Ciekawostki o medycynie pola walki

„Ból” to nie tylko reporterski zapis traumatycznych historii z Afganistanu. To również kompendium wiedzy o medycynie pola walki, strukturze służb medycznych Polskiego Kontyngentu Wojskowego w Afganistanie oraz mnóstwo ciekawostek związanych z historią i współczesnością.

  • Kto ma większe szanse na przeżycie: ofiara wypadku drogowego w Europie czy żołnierz ciężko ranny w Afganistanie?
    Brytyjscy specjaliści oszacowali, że w Afganistanie ratowano co czwartego poważnie poszkodowanego, który z podobnymi obrażeniami nie miałby szans przeżycia, gdyby uległ wypadkowi w spokojnym i wysoko rozwiniętym państwie, jakim jest Wielka Brytania. W typowym angielskim szpitalu szansę przeżycia miałoby zaledwie kilka procent ciężko rannych, których uratowano w maleńkich placówkach polowych rozrzuconych w bazach sił koalicji antytalibskiej.
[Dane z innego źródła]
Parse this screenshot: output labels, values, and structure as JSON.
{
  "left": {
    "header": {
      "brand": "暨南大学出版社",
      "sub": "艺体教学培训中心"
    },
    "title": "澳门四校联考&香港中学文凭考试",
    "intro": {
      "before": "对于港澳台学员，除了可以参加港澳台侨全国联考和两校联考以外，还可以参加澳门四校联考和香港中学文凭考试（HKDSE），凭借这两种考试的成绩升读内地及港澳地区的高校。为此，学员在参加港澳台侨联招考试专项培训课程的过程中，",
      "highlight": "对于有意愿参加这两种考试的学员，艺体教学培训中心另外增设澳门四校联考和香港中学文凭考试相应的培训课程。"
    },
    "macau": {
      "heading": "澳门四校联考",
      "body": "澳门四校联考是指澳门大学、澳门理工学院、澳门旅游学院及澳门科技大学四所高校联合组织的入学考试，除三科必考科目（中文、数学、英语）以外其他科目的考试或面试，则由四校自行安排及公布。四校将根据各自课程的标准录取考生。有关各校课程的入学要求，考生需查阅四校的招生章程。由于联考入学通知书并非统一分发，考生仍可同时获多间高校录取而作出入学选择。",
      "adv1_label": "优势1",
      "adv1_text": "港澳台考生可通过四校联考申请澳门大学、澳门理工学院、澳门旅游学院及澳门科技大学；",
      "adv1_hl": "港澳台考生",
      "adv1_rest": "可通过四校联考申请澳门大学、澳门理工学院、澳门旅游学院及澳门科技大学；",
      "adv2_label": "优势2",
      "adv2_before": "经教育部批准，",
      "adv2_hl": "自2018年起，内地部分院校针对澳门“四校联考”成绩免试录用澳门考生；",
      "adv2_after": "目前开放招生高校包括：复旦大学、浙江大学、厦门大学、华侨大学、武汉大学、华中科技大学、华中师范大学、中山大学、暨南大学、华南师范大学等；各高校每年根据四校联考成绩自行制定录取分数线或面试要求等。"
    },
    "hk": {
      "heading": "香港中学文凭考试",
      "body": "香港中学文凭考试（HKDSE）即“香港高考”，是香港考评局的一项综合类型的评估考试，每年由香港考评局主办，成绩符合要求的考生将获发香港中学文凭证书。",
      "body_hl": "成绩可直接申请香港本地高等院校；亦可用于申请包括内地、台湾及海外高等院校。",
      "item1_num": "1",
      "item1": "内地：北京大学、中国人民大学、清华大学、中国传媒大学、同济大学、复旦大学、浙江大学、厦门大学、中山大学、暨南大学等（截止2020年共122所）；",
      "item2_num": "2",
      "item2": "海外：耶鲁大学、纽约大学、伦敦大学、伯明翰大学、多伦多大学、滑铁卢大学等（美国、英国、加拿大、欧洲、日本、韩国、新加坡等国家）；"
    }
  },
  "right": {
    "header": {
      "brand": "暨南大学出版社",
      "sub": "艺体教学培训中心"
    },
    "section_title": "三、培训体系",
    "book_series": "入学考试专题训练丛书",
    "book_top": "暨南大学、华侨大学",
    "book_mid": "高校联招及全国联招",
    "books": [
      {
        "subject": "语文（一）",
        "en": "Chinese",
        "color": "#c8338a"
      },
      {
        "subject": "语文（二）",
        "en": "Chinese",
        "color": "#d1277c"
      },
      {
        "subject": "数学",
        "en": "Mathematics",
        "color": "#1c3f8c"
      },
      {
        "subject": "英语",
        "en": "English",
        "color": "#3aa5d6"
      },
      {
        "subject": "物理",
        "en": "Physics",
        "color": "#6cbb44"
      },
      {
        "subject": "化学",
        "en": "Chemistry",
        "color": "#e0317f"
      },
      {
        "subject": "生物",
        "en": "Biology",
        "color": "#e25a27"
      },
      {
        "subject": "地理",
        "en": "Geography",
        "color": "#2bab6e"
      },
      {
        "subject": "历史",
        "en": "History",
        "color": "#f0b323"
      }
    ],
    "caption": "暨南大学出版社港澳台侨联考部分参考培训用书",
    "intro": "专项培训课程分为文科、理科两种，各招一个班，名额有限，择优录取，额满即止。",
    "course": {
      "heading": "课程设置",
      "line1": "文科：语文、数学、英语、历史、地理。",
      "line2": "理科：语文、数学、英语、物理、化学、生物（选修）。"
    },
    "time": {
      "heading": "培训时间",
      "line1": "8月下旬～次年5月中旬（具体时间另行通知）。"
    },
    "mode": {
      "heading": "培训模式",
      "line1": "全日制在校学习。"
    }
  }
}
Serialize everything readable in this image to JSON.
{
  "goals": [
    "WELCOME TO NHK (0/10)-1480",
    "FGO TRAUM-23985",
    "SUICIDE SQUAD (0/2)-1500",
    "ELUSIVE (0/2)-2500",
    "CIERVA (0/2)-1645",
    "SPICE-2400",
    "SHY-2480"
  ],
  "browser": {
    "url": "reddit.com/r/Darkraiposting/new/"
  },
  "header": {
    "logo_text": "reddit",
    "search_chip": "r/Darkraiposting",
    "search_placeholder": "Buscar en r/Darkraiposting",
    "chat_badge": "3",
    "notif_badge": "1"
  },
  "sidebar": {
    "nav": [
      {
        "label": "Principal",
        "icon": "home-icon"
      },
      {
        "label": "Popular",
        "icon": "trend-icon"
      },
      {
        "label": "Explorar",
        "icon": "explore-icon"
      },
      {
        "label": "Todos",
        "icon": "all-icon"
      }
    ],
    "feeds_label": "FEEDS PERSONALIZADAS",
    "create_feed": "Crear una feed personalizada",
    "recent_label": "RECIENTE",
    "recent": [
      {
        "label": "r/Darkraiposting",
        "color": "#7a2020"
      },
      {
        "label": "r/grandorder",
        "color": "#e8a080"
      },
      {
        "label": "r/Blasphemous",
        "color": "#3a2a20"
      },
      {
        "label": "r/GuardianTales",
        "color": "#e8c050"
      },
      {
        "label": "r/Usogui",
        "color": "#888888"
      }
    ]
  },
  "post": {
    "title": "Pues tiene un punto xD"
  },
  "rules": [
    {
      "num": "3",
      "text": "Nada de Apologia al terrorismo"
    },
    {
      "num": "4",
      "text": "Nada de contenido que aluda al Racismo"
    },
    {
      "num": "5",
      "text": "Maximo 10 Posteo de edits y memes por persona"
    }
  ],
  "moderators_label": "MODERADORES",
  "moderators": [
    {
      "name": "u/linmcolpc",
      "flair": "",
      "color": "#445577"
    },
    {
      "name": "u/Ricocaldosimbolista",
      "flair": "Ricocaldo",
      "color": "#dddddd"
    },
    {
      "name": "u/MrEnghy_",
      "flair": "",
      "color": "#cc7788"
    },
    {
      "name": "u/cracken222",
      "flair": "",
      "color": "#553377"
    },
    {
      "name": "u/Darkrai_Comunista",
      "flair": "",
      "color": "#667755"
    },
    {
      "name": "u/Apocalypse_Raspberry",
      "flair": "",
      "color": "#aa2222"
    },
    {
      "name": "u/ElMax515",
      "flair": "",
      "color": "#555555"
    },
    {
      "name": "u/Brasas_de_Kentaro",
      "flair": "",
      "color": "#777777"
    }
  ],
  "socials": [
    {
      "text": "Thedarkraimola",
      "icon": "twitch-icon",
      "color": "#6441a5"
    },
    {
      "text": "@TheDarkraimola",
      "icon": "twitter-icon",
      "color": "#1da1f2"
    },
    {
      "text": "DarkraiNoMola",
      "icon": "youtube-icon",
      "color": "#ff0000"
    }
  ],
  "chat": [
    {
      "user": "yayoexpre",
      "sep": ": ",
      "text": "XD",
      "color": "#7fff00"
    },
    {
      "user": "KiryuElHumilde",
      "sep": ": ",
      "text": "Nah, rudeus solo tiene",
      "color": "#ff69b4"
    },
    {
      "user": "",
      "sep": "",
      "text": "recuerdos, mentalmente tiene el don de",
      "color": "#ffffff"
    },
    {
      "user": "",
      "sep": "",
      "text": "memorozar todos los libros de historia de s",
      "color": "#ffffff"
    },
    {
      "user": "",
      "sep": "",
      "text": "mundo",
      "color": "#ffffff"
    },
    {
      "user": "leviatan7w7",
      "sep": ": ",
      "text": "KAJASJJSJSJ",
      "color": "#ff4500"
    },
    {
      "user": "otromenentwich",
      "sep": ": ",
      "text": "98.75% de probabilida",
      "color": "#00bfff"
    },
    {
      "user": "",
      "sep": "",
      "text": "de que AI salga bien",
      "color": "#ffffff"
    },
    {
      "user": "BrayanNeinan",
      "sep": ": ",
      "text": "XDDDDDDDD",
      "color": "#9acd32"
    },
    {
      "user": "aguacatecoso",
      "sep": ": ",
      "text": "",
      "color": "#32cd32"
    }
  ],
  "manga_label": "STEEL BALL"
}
  • Kto pierwszy napisał o stresie posttraumatycznym (PTSD)?
    Homer jest autorem pierwszego tekstu na temat stresu posttraumatycznego. Opisuje małżeństwo: Odyseusza i Penelopę. On wyruszył na długą wojnę. Gdy wrócił, był nie do poznania. Męczyły go koszmary senne, nie potrafił porozumieć się z najbliższą kiedyś osobą. Nie mogąc znaleźć sobie miejsca w domu, znowu wyruszył na wojnę.
  • Jak zabijali średniowieczni rycerze?
    80 proc. rycerzy było praworęcznych, więc po uderzeniu mieczem rana zaatakowanego zaczynała się najczęściej po lewej stronie u podstawy szyi, a kończyła na mostku. Ostrze uszkadzało tętnicę podobojczykową lewą, której przecięcie powoduje utratę przytomności w ciągu kilku sekund. Po zadaniu takiego ciosu nawet najlepiej wyszkolony, współczesny zespół ratowników pola walki nie jest w stanie uratować poszkodowanego.
  • Skąd wywodzi się chirurgia estetyczna?
    W czasie I wojny światowej pojawił się nowy problem: jak pomóc tysiącom młodych ludzi - ofiarom broni chemicznej, których ciała, szczególnie dłonie i twarze były potężnie oszpecone, uniemożliwiały normalne funkcjonowanie? Potężne blizny zasłaniano indywidualnie wykonywanymi maskami przypominającymi ludzką skórę. Równocze¬śnie rozwinęła się też medycyna rekonstrukcyjna. Celebryci korzystający dziś z usług chirurgów plastycznych nie mają pojęcia, że podstawowe zasady w tej gałęzi medycyny, opracowane ponad 100 lat temu, są stosowane do dziś.
  • Dlaczego zaprzestano używać wrzącego oleju do opatrywania ran?
    Pod koniec średniowiecza powszechnie używano wrzącego oleju i rozpalonego żelaza do przyżegania ran. Chirurdzy wierzyli, że to skleja brzegi poszarpanego ciała. Faktycznie powodowało martwicę, od niej zaś tylko krok do zakażeń i śmierci. Kres tej technice dał przypadek podczas oblężenia Turynu w 1537 r. Rannych było tylu, że zabrakło oleju! Młody francuski chirurg wojskowy Ambroise Pare był przerażony! Szybko jednak okazało się, że ranni, dla których zabrakło oleju, czują się lepiej od tych, którym przyżegano rany. Z czasem zrezygnowano z „wrzących opatrunków”.
  • Jakie siły oddziałują na człowieka po eksplozji miny-pułapki?
    Jeśli samochód osobowy, mający na liczniku zaledwie 64 kilometrów na godzinę, czołowo zderzy się z drzewem, na pasażerów działają przyspieszenia osiągające 30-krotność przyspieszenia ziemskiego. Więcej niż na katapultującego się pilota samolotu naddźwiękowego! Przy takich prędkościach pasażerowie odnoszą bardzo poważne obrażenia wielonarządowe, a nawet giną na miejscu. Ale to i tak nic w porównaniu z eksplozją miny. Wtedy prędkości i siły dochodzą do 300-krotności przyspieszenia ziemskiego.